From version 6.0 of the operating system, several functions have been withdrawn. By default, the kernel no longer allows user programs to create remote threads. User programs must not use the E32 ROM image format, otherwise they will not be loaded and executed.
Does that mean we are safe? No. A file in E32 ROM image format can also be loaded from RAM. The SymbOS/Doomboot.A Trojan has demonstrated that. The kernel may load libraries from RAM instead of ROM. Malicious code may use a combination of exploits to hook into the system and infect or encrypt files.

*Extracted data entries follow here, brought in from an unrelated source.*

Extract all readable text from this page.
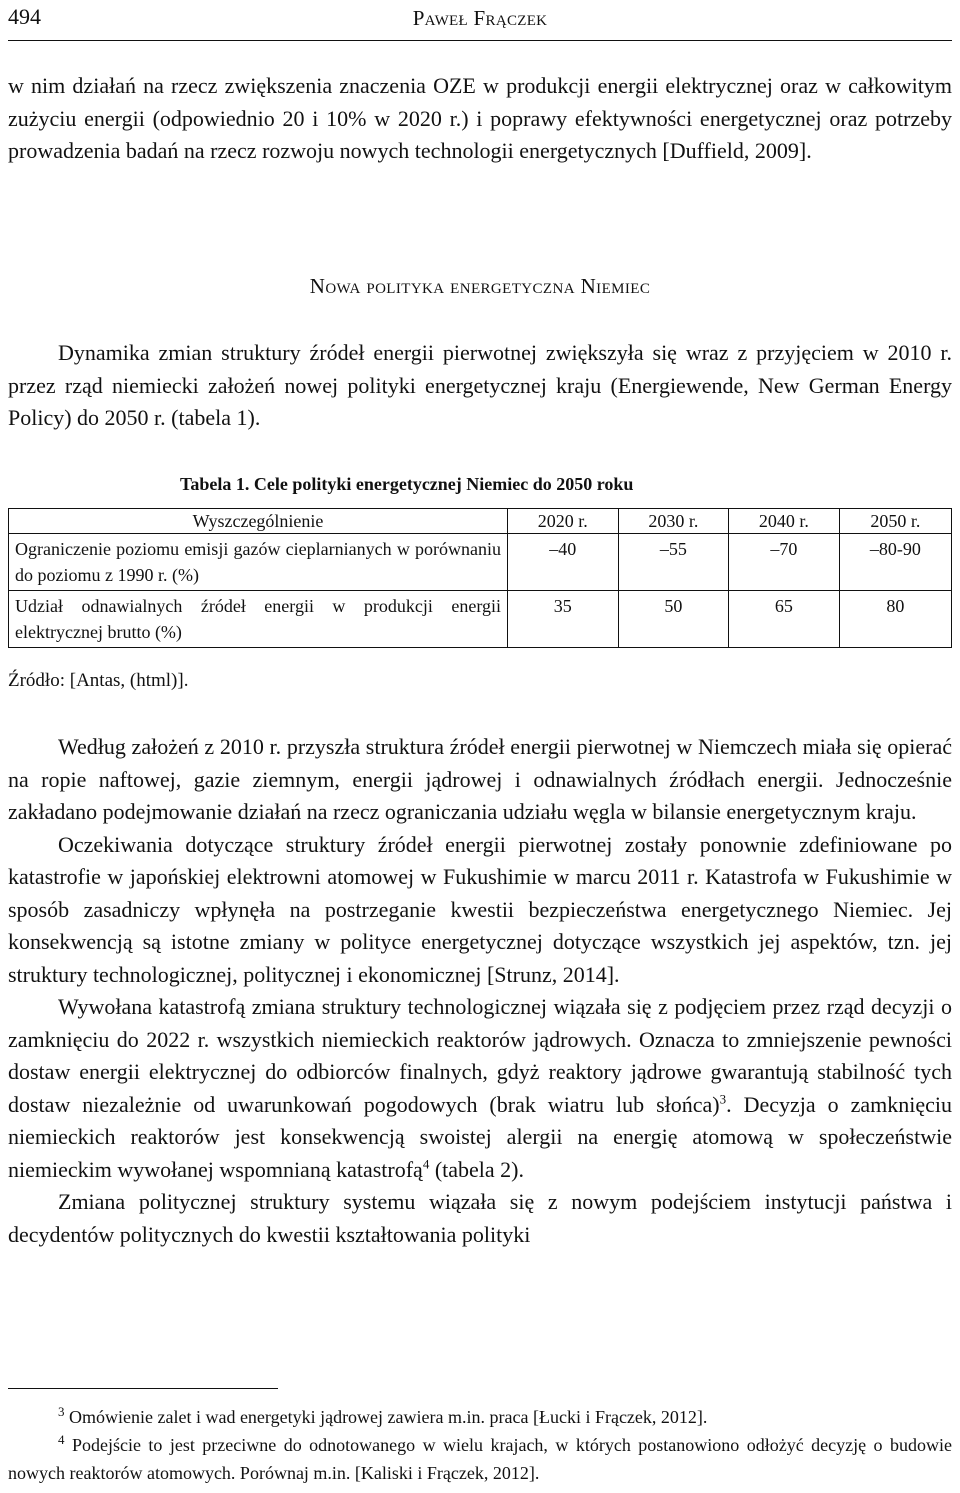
494	Paweł Frączek

w nim działań na rzecz zwiększenia znaczenia OZE w produkcji energii elektrycznej oraz w całkowitym zużyciu energii (odpowiednio 20 i 10% w 2020 r.) i poprawy efektywności energetycznej oraz potrzeby prowadzenia badań na rzecz rozwoju nowych technologii energetycznych [Duffield, 2009].

Nowa polityka energetyczna Niemiec

Dynamika zmian struktury źródeł energii pierwotnej zwiększyła się wraz z przyjęciem w 2010 r. przez rząd niemiecki założeń nowej polityki energetycznej kraju (Energiewende, New German Energy Policy) do 2050 r. (tabela 1).

Tabela 1. Cele polityki energetycznej Niemiec do 2050 roku
Wyszczególnienie	2020 r.	2030 r.	2040 r.	2050 r.
Ograniczenie poziomu emisji gazów cieplarnianych w porównaniu do poziomu z 1990 r. (%)	–40	–55	–70	–80-90
Udział odnawialnych źródeł energii w produkcji energii elektrycznej brutto (%)	35	50	65	80
Źródło: [Antas, (html)].

Według założeń z 2010 r. przyszła struktura źródeł energii pierwotnej w Niemczech miała się opierać na ropie naftowej, gazie ziemnym, energii jądrowej i odnawialnych źródłach energii. Jednocześnie zakładano podejmowanie działań na rzecz ograniczania udziału węgla w bilansie energetycznym kraju.

Oczekiwania dotyczące struktury źródeł energii pierwotnej zostały ponownie zdefiniowane po katastrofie w japońskiej elektrowni atomowej w Fukushimie w marcu 2011 r. Katastrofa w Fukushimie w sposób zasadniczy wpłynęła na postrzeganie kwestii bezpieczeństwa energetycznego Niemiec. Jej konsekwencją są istotne zmiany w polityce energetycznej dotyczące wszystkich jej aspektów, tzn. jej struktury technologicznej, politycznej i ekonomicznej [Strunz, 2014].

Wywołana katastrofą zmiana struktury technologicznej wiązała się z podjęciem przez rząd decyzji o zamknięciu do 2022 r. wszystkich niemieckich reaktorów jądrowych. Oznacza to zmniejszenie pewności dostaw energii elektrycznej do odbiorców finalnych, gdyż reaktory jądrowe gwarantują stabilność tych dostaw niezależnie od uwarunkowań pogodowych (brak wiatru lub słońca)$^3$. Decyzja o zamknięciu niemieckich reaktorów jest konsekwencją swoistej alergii na energię atomową w społeczeństwie niemieckim wywołanej wspomnianą katastrofą$^4$ (tabela 2).

Zmiana politycznej struktury systemu wiązała się z nowym podejściem instytucji państwa i decydentów politycznych do kwestii kształtowania polityki

$^3$ Omówienie zalet i wad energetyki jądrowej zawiera m.in. praca [Łucki i Frączek, 2012].

$^4$ Podejście to jest przeciwne do odnotowanego w wielu krajach, w których postanowiono odłożyć decyzję o budowie nowych reaktorów atomowych. Porównaj m.in. [Kaliski i Frączek, 2012].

Symbian OS is a very successful and powerful operating system for mobile devices. As the number of mobile devices in use continues to increase significantly, attempts to attack the Symbian OS may impact millions of users.
In theory, almost every type of attack might be found in the mobile world: stealing sensitive information, displaying fraudulent information, performing DDoS attacks, opening backdoor shells, starting hidden dialers, lowering security settings, firing dirty payloads, and so on.
Are we, as security professionals, ready to handle more complicated threats and various attacks?